都市の鍼治療 元クリチバ市長の都市再生術/ジャイメ・レルネル 訳 中村ひとし・服部圭郎

都市の鍼治療―元クリチバ市長の都市再生術
以前、ブラジルの都市クリチバの都市計画本を絶賛したのですが、
http://d.hatena.ne.jp/ka_ya/20051124/p1
その立役者の元市長が書いた一冊。原題 Acupuntura urbana。
39章に分かれた短い文で、つれづれに都市に関するテーマを取り上げて行く。市場であったり、照明であったり、交通網に関する提案だったり。いろいろ。バルセロナやパリ、東京などの訪れたことのあるであろう都市の特徴を取り上げつつ、一貫しているのは「都市」というか「まち」そして「都市計画」「まちづくり」のようなものを、もっと身近なものとして捉えなさい、という姿勢か。奇跡のまちと呼ばれるクリチバの概要を知るには、前出の「人間都市クリチバ」がいいですが、その奇跡を起こした市長の考え方を知ることができる一冊。
個人的には、ブラジルにまつわる「音楽」が出てくるのに興味津々。

カイミやジョアン・ジルベルト、ジル・ジルベルト、カエタノといった歌手を抜きにして、バイーアを語ることは難しい。また、ミルトン・ナシメントの歌をなくしてミナス・ジェライスを語り、感じることは難しい。さらに、ブラジルという国をヴィラ・ロボス、アリ・バロッソの歌なしで把握するのは難しい。
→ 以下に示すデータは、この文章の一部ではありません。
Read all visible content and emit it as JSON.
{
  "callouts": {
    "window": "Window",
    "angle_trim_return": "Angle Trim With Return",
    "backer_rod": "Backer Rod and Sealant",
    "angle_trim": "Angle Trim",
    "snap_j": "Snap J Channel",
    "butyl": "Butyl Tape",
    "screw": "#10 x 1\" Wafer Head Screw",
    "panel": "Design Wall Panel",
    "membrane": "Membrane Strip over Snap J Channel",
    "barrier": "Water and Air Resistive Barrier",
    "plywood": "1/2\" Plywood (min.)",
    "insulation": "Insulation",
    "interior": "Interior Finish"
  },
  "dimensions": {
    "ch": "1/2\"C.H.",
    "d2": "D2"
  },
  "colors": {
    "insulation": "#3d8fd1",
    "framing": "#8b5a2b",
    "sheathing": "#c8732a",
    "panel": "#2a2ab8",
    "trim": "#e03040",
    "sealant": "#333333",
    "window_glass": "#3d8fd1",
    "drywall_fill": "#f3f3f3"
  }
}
…(中略)…歌は人の心にそのイメージを浮かび上がらせるのである。そのメロディーが街をより良く感じるようにしたのが、かのアントニオ・カルロス・ジョビンである。

だとか。(ミュージシャンの名前表記は本のまま)
実用書というよりは、全体を通して詩的な部分もあります(実際最後には詩のようなものも載ってるのだけど)。その分、訳がかなり「直訳」な感じなのが興をそぐかな。服部氏というのは都市計画の学者で、中村氏というのはブラジルに移住して、レルネル市長時代に抜擢されたクリチバ市の職員(今は市長補佐官)。